As for the impressive Roman dagger found by Schmid, researchers believe it may have been buried by Roman legionaries as an offering of thanks for a victory. The artifact is now in possession of the Archäologischen Dienst Graubünden (ADG), as per Swiss law, and is currently being preserved and scientifically evaluated.
“It is not only the outstanding individual objects such as the dagger (a pugio) that are interesting, but also the large number and composition of the found objects,” study team member and archaeologist at the University of Basel Peter-Andrew Schwarz told Live Science via email.
He noted that the slingshot bullets were marked with letters indicating the Roman legion that made them, and that hobnails and other weapons found appeared to be of Roman make. Certain fragments of swords, shields, and spearheads, however, we’re determined to be implements of the opposing Rhaetians.
The Rhaetians were a confederation of Alpine tribes related to the Etruscans—who inhabited Italy prior to the founding of Rome.
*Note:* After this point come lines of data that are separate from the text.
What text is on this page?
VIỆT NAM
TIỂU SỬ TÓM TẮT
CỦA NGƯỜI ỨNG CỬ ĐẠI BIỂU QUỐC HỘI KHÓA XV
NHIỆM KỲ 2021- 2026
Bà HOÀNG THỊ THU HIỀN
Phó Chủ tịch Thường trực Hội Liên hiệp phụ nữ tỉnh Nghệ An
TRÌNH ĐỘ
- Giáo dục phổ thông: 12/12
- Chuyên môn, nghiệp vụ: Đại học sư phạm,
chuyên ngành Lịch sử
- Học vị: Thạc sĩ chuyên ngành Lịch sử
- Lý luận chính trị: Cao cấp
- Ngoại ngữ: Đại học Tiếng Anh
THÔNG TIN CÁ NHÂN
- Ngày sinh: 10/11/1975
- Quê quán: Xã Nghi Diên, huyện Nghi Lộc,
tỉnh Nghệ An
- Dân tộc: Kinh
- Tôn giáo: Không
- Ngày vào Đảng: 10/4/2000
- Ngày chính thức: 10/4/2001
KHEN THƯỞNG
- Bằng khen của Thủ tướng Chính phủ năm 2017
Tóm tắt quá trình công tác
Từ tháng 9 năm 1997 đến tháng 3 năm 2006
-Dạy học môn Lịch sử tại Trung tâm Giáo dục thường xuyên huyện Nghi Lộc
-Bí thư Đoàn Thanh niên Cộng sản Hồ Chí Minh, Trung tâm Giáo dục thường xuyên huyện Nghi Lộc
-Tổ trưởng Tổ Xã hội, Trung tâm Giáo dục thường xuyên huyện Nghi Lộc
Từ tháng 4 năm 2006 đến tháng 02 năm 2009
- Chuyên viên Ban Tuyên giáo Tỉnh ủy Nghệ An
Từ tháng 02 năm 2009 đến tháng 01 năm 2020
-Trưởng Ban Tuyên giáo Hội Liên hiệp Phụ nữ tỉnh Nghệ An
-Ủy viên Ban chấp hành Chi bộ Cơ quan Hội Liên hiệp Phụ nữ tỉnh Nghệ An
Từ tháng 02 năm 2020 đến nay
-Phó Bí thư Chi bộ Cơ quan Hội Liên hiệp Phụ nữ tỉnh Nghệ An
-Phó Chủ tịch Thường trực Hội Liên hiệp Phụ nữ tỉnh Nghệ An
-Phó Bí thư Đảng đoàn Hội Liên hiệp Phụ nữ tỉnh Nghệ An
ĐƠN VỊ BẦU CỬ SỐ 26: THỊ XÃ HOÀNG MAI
Some of the Rhaetians resisted the Roman expansion into their mountainous home territory, and records indicate armed clashes occurred between 50 and 30 B.C., said archaeologist Thomas Reitmaier, director of the ADG, Live Science reported.
It’s believed that the finds near Tiefencastel could hark from this time but there is another possibility; the clashes might have occurred later—in 15 B.C. when Roman Emperor Augustus commenced a military campaign in the Alps which ultimately subjugated the Rhaetians. “The fieldwork will continue next year, and we assume that more coins or other finds will come to light that allow an even more precise dating,” Schwarz said.
As for Schmid—who worked as an archaeologist on a voluntary basis, and contributed over 70 days with the ADG excavation—he will be transitioning into a field of a different sort; as the former dental student recently qualified as a dentist, his future plans won’t involve wielding his metal detector on a fulltime basis.